Below is the loader I use (I used NDB for the Guess entity)
import datetime
from google.appengine.ext import db
from google.appengine.tools import bulkloader
from google.appengine.ext.ndb import key
class Guess(db.Model):
class GuessLoader(bulkloader.Loader):
def __init__(self):
bulkloader.Loader.__init__(self, 'Guess',
[('selectedAssociation', lambda x: x.decode('utf-8')),
('suggestionsList', lambda x: x.decode('utf-8')),
('associationIndexInList', int),
lambda x: datetime.datetime.strptime(x, '%m/%d/%Y').date()),
('rank', int),
('topicName', lambda x: x.decode('utf-8')),
('topic', int),
('player', int),
('game', int),
('guessString', lambda x: x.decode('utf-8')),
lambda x: datetime.datetime.strptime(x, '%m/%d/%Y').date()),
('accountType', lambda x: x.decode('utf-8')),
('nthGuess', int),
('score', float),
('cutByRoundEnd', bool),
('suggestionsListDelay', int),
('occurrences', float)
loaders = [GuessLoader]
Edit: I just noticed this part in the error message [ERROR ] Error in WorkerThread-0: Expected 17 columns, found 18. while actually I just went through the whole csv file, and made sure that every line has 18 columns. I checked the loader, and found that I was missing the key column, I gave it a type int but this doesn't work.
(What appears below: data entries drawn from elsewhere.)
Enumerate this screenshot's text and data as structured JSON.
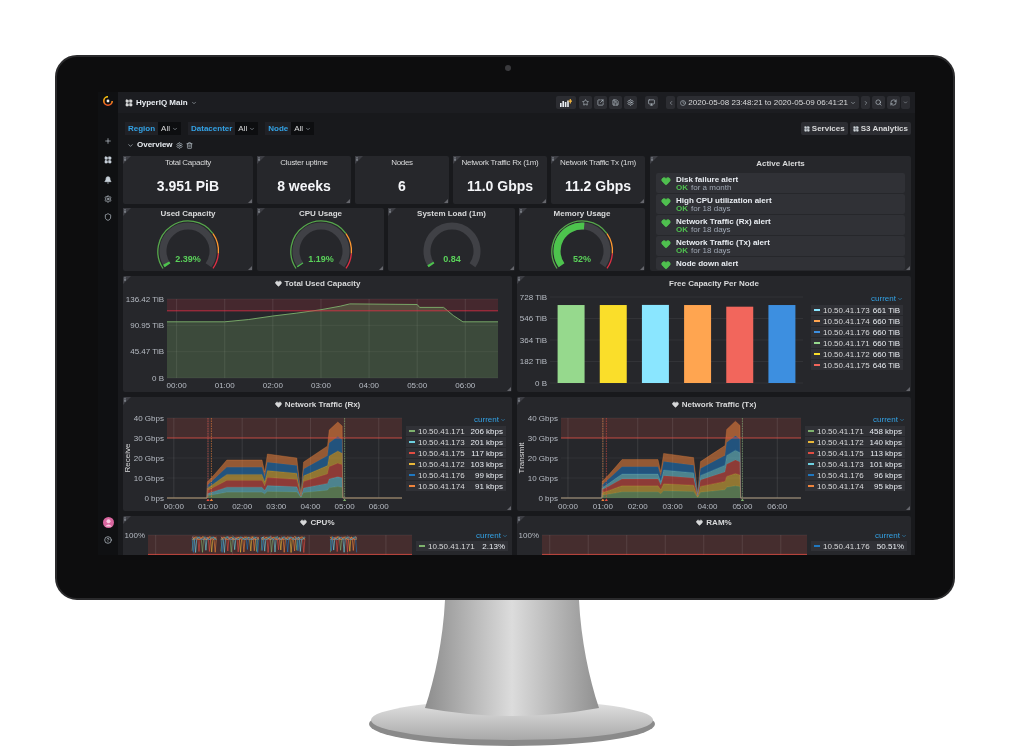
{
  "dashboard": {
    "title": "HyperIQ Main"
  },
  "time_range": {
    "text": "2020-05-08 23:48:21 to 2020-05-09 06:41:21"
  },
  "variables": [
    {
      "label": "Region",
      "value": "All"
    },
    {
      "label": "Datacenter",
      "value": "All"
    },
    {
      "label": "Node",
      "value": "All"
    }
  ],
  "links": [
    {
      "label": "Services"
    },
    {
      "label": "S3 Analytics"
    }
  ],
  "row": {
    "title": "Overview",
    "expanded": true
  },
  "stats": [
    {
      "title": "Total Capacity",
      "value": "3.951 PiB"
    },
    {
      "title": "Cluster uptime",
      "value": "8 weeks"
    },
    {
      "title": "Nodes",
      "value": "6"
    },
    {
      "title": "Network Traffic Rx (1m)",
      "value": "11.0 Gbps"
    },
    {
      "title": "Network Traffic Tx (1m)",
      "value": "11.2 Gbps"
    }
  ],
  "gauges": [
    {
      "title": "Used Capacity",
      "value": "2.39%",
      "level": 0.0239,
      "show_thresholds": true
    },
    {
      "title": "CPU Usage",
      "value": "1.19%",
      "level": 0.0119,
      "show_thresholds": true
    },
    {
      "title": "System Load (1m)",
      "value": "0.84",
      "level": 0.02,
      "show_thresholds": false
    },
    {
      "title": "Memory Usage",
      "value": "52%",
      "level": 0.52,
      "show_thresholds": true
    }
  ],
  "alerts": {
    "title": "Active Alerts",
    "items": [
      {
        "name": "Disk failure alert",
        "state": "OK",
        "duration": "for a month"
      },
      {
        "name": "High CPU utilization alert",
        "state": "OK",
        "duration": "for 18 days"
      },
      {
        "name": "Network Traffic (Rx) alert",
        "state": "OK",
        "duration": "for 18 days"
      },
      {
        "name": "Network Traffic (Tx) alert",
        "state": "OK",
        "duration": "for 18 days"
      },
      {
        "name": "Node down alert"
      }
    ]
  },
  "charts": [
    {
      "title": "Total Used Capacity",
      "alert": true,
      "chart_data": {
        "type": "area",
        "grid": true,
        "x": [
          -0.2,
          1.0,
          1.5,
          2.0,
          2.5,
          3.0,
          3.4,
          3.6,
          5.0,
          5.05,
          5.55,
          5.75,
          5.95,
          6.68
        ],
        "series": [
          {
            "color": "#7eb26d",
            "values": [
              97,
              97,
              101,
              107,
              112,
              118,
              124,
              128,
              127,
              122,
              122,
              108,
              97,
              97
            ]
          }
        ],
        "xlim": [
          -0.2,
          6.68
        ],
        "ylim": [
          0,
          136.42
        ],
        "xticks": [
          {
            "value": 0,
            "label": "00:00"
          },
          {
            "value": 1,
            "label": "01:00"
          },
          {
            "value": 2,
            "label": "02:00"
          },
          {
            "value": 3,
            "label": "03:00"
          },
          {
            "value": 4,
            "label": "04:00"
          },
          {
            "value": 5,
            "label": "05:00"
          },
          {
            "value": 6,
            "label": "06:00"
          }
        ],
        "yticks": [
          {
            "value": 0,
            "label": "0 B"
          },
          {
            "value": 45.47,
            "label": "45.47 TiB"
          },
          {
            "value": 90.95,
            "label": "90.95 TiB"
          },
          {
            "value": 136.42,
            "label": "136.42 TiB"
          }
        ],
        "ref_lines": [
          {
            "axis": "y",
            "value": 116,
            "color": "#e02f44"
          }
        ],
        "bands": [
          {
            "axis": "y",
            "from": 116,
            "to": 136.42,
            "color": "#e02f44"
          }
        ]
      }
    },
    {
      "title": "Free Capacity Per Node",
      "alert": false,
      "chart_data": {
        "type": "bar",
        "grid": true,
        "series": [
          {
            "color": "#96d98d",
            "values": [
              660
            ]
          },
          {
            "color": "#fade2a",
            "values": [
              660
            ]
          },
          {
            "color": "#8ae6ff",
            "values": [
              661
            ]
          },
          {
            "color": "#ffa550",
            "values": [
              660
            ]
          },
          {
            "color": "#f2665c",
            "values": [
              646
            ]
          },
          {
            "color": "#3d8fe0",
            "values": [
              660
            ]
          }
        ],
        "ylim": [
          0,
          728
        ],
        "yticks": [
          {
            "value": 0,
            "label": "0 B"
          },
          {
            "value": 182,
            "label": "182 TiB"
          },
          {
            "value": 364,
            "label": "364 TiB"
          },
          {
            "value": 546,
            "label": "546 TiB"
          },
          {
            "value": 728,
            "label": "728 TiB"
          }
        ]
      },
      "legend": {
        "header": "current",
        "items": [
          {
            "name": "10.50.41.173",
            "value": "661 TiB",
            "color": "#8ae6ff"
          },
          {
            "name": "10.50.41.174",
            "value": "660 TiB",
            "color": "#ffa550"
          },
          {
            "name": "10.50.41.176",
            "value": "660 TiB",
            "color": "#3d8fe0"
          },
          {
            "name": "10.50.41.171",
            "value": "660 TiB",
            "color": "#96d98d"
          },
          {
            "name": "10.50.41.172",
            "value": "660 TiB",
            "color": "#fade2a"
          },
          {
            "name": "10.50.41.175",
            "value": "646 TiB",
            "color": "#f2665c"
          }
        ]
      }
    },
    {
      "title": "Network Traffic (Rx)",
      "alert": true,
      "chart_data": {
        "type": "area",
        "stacked": true,
        "grid": true,
        "ylabel": "Receive",
        "x": [
          -0.2,
          0.97,
          0.98,
          1.2,
          1.4,
          1.55,
          2.58,
          2.66,
          2.74,
          3.6,
          3.72,
          3.8,
          4.5,
          4.55,
          4.8,
          4.93,
          4.95,
          6.68
        ],
        "series": [
          {
            "color": "#7eb26d",
            "values": [
              0,
              0,
              1.2,
              1.8,
              2.4,
              2.9,
              2.9,
              2,
              3.3,
              3,
              0.3,
              2.7,
              3.9,
              5.1,
              5.7,
              5.4,
              0,
              0
            ]
          },
          {
            "color": "#6ed0e0",
            "values": [
              0,
              0,
              1,
              1.6,
              2.1,
              2.5,
              2.5,
              1.7,
              2.9,
              2.6,
              0.3,
              2.3,
              3.4,
              4.4,
              4.9,
              4.7,
              0,
              0
            ]
          },
          {
            "color": "#e24d42",
            "values": [
              0,
              0,
              1.4,
              2.2,
              2.9,
              3.4,
              3.4,
              2.3,
              4,
              3.6,
              0.4,
              3.2,
              4.7,
              6.1,
              6.8,
              6.5,
              0,
              0
            ]
          },
          {
            "color": "#eab839",
            "values": [
              0,
              0,
              1.3,
              1.9,
              2.6,
              3,
              3,
              2.1,
              3.5,
              3.2,
              0.3,
              2.9,
              4.2,
              5.4,
              6.1,
              5.8,
              0,
              0
            ]
          },
          {
            "color": "#1f78c1",
            "values": [
              0,
              0,
              1.5,
              2.3,
              3,
              3.6,
              3.6,
              2.5,
              4.2,
              3.8,
              0.4,
              3.4,
              4.9,
              6.5,
              7.2,
              6.8,
              0,
              0
            ]
          },
          {
            "color": "#ef843c",
            "values": [
              0,
              0,
              1.6,
              2.2,
              3,
              3.6,
              3.6,
              2.4,
              4.1,
              3.8,
              0.3,
              3.5,
              4.9,
              6.5,
              7.3,
              6.8,
              0,
              0
            ]
          }
        ],
        "xlim": [
          -0.2,
          6.68
        ],
        "ylim": [
          0,
          40
        ],
        "xticks": [
          {
            "value": 0,
            "label": "00:00"
          },
          {
            "value": 1,
            "label": "01:00"
          },
          {
            "value": 2,
            "label": "02:00"
          },
          {
            "value": 3,
            "label": "03:00"
          },
          {
            "value": 4,
            "label": "04:00"
          },
          {
            "value": 5,
            "label": "05:00"
          },
          {
            "value": 6,
            "label": "06:00"
          }
        ],
        "yticks": [
          {
            "value": 0,
            "label": "0 bps"
          },
          {
            "value": 10,
            "label": "10 Gbps"
          },
          {
            "value": 20,
            "label": "20 Gbps"
          },
          {
            "value": 30,
            "label": "30 Gbps"
          },
          {
            "value": 40,
            "label": "40 Gbps"
          }
        ],
        "ref_lines": [
          {
            "axis": "y",
            "value": 30,
            "color": "#e24d42"
          },
          {
            "axis": "x",
            "value": 1.0,
            "color": "#e24d42"
          },
          {
            "axis": "x",
            "value": 1.1,
            "color": "#ef843c"
          },
          {
            "axis": "x",
            "value": 5.0,
            "color": "#7eb26d"
          }
        ],
        "bands": [
          {
            "axis": "y",
            "from": 30,
            "to": 40,
            "color": "#e24d42"
          }
        ]
      },
      "legend": {
        "header": "current",
        "items": [
          {
            "name": "10.50.41.171",
            "value": "206 kbps",
            "color": "#7eb26d"
          },
          {
            "name": "10.50.41.173",
            "value": "201 kbps",
            "color": "#6ed0e0"
          },
          {
            "name": "10.50.41.175",
            "value": "117 kbps",
            "color": "#e24d42"
          },
          {
            "name": "10.50.41.172",
            "value": "103 kbps",
            "color": "#eab839"
          },
          {
            "name": "10.50.41.176",
            "value": "99 kbps",
            "color": "#1f78c1"
          },
          {
            "name": "10.50.41.174",
            "value": "91 kbps",
            "color": "#ef843c"
          }
        ]
      }
    },
    {
      "title": "Network Traffic (Tx)",
      "alert": true,
      "chart_data": {
        "type": "area",
        "stacked": true,
        "grid": true,
        "ylabel": "Transmit",
        "x": [
          -0.2,
          0.97,
          0.98,
          1.2,
          1.4,
          1.55,
          2.58,
          2.66,
          2.74,
          3.6,
          3.72,
          3.8,
          4.5,
          4.55,
          4.8,
          4.93,
          4.95,
          6.68
        ],
        "series": [
          {
            "color": "#7eb26d",
            "values": [
              0,
              0,
              1.4,
              2,
              2.6,
              3.1,
              3.1,
              2.1,
              3.6,
              3.2,
              0.3,
              2.9,
              4.1,
              5.4,
              6.1,
              5.7,
              0,
              0
            ]
          },
          {
            "color": "#eab839",
            "values": [
              0,
              0,
              1.3,
              1.9,
              2.6,
              3,
              3,
              2.1,
              3.5,
              3.2,
              0.3,
              2.9,
              4.2,
              5.4,
              6.1,
              5.8,
              0,
              0
            ]
          },
          {
            "color": "#e24d42",
            "values": [
              0,
              0,
              1.4,
              2.2,
              2.9,
              3.4,
              3.4,
              2.3,
              4,
              3.6,
              0.4,
              3.2,
              4.7,
              6.1,
              6.8,
              6.5,
              0,
              0
            ]
          },
          {
            "color": "#6ed0e0",
            "values": [
              0,
              0,
              1,
              1.6,
              2.1,
              2.5,
              2.5,
              1.7,
              2.9,
              2.6,
              0.3,
              2.3,
              3.4,
              4.4,
              4.9,
              4.7,
              0,
              0
            ]
          },
          {
            "color": "#1f78c1",
            "values": [
              0,
              0,
              1.5,
              2.3,
              3,
              3.6,
              3.6,
              2.5,
              4.2,
              3.8,
              0.4,
              3.4,
              4.9,
              6.5,
              7.2,
              6.8,
              0,
              0
            ]
          },
          {
            "color": "#ef843c",
            "values": [
              0,
              0,
              1.6,
              2.2,
              3,
              3.6,
              3.6,
              2.4,
              4.1,
              3.8,
              0.3,
              3.5,
              4.9,
              6.5,
              7.3,
              6.8,
              0,
              0
            ]
          }
        ],
        "xlim": [
          -0.2,
          6.68
        ],
        "ylim": [
          0,
          40
        ],
        "xticks": [
          {
            "value": 0,
            "label": "00:00"
          },
          {
            "value": 1,
            "label": "01:00"
          },
          {
            "value": 2,
            "label": "02:00"
          },
          {
            "value": 3,
            "label": "03:00"
          },
          {
            "value": 4,
            "label": "04:00"
          },
          {
            "value": 5,
            "label": "05:00"
          },
          {
            "value": 6,
            "label": "06:00"
          }
        ],
        "yticks": [
          {
            "value": 0,
            "label": "0 bps"
          },
          {
            "value": 10,
            "label": "10 Gbps"
          },
          {
            "value": 20,
            "label": "20 Gbps"
          },
          {
            "value": 30,
            "label": "30 Gbps"
          },
          {
            "value": 40,
            "label": "40 Gbps"
          }
        ],
        "ref_lines": [
          {
            "axis": "y",
            "value": 30,
            "color": "#e24d42"
          },
          {
            "axis": "x",
            "value": 1.0,
            "color": "#ef843c"
          },
          {
            "axis": "x",
            "value": 1.1,
            "color": "#e24d42"
          },
          {
            "axis": "x",
            "value": 5.0,
            "color": "#7eb26d"
          }
        ],
        "bands": [
          {
            "axis": "y",
            "from": 30,
            "to": 40,
            "color": "#e24d42"
          }
        ]
      },
      "legend": {
        "header": "current",
        "items": [
          {
            "name": "10.50.41.171",
            "value": "458 kbps",
            "color": "#7eb26d"
          },
          {
            "name": "10.50.41.172",
            "value": "140 kbps",
            "color": "#eab839"
          },
          {
            "name": "10.50.41.175",
            "value": "113 kbps",
            "color": "#e24d42"
          },
          {
            "name": "10.50.41.173",
            "value": "101 kbps",
            "color": "#6ed0e0"
          },
          {
            "name": "10.50.41.176",
            "value": "96 kbps",
            "color": "#1f78c1"
          },
          {
            "name": "10.50.41.174",
            "value": "95 kbps",
            "color": "#ef843c"
          }
        ]
      }
    }
  ],
  "bottom_panels": [
    {
      "title": "CPU%",
      "alert": true,
      "kind": "spiky",
      "y_tick": "100%",
      "legend": {
        "header": "current",
        "items": [
          {
            "name": "10.50.41.171",
            "value": "2.13%",
            "color": "#7eb26d"
          }
        ]
      }
    },
    {
      "title": "RAM%",
      "alert": true,
      "kind": "plain",
      "y_tick": "100%",
      "legend": {
        "header": "current",
        "items": [
          {
            "name": "10.50.41.176",
            "value": "50.51%",
            "color": "#1f78c1"
          }
        ]
      }
    }
  ]
}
If you have problems with the authentication, put the following in your appengine_config.py:
if os.environ.get('SERVER_SOFTWARE','').startswith('Development'):
'REMOTE_ADDR', [''])
then run
appcfg.py download_data --url=http://APPNAME.appspot.com/_ah/remote_api --filename=dump --kind=EntityName
appcfg.py upload_data --url=http://localhost:8080/_ah/remote_api --filename=dump --application=dev~APPNAME
Try just pressing Enter (no username/password). This seemed to do the trick for me. My command (wrapped in a bash script to prevent import errors that I occasionally received) is:
# Modify path
# Load data
python /path/to/app/config/appcfg.py upload_data \
--config_file=<my_loader.py> \
--filename=<output.csv> \
--kind=<kind> \
--application=dev~<application_id> \
--url=http://localhost:8088/_ah/remote_api ./
When prompted for the Email, I hit enter and all is uploaded to the dev server. I am not using NDB in this case, although I do not believe that should make a difference.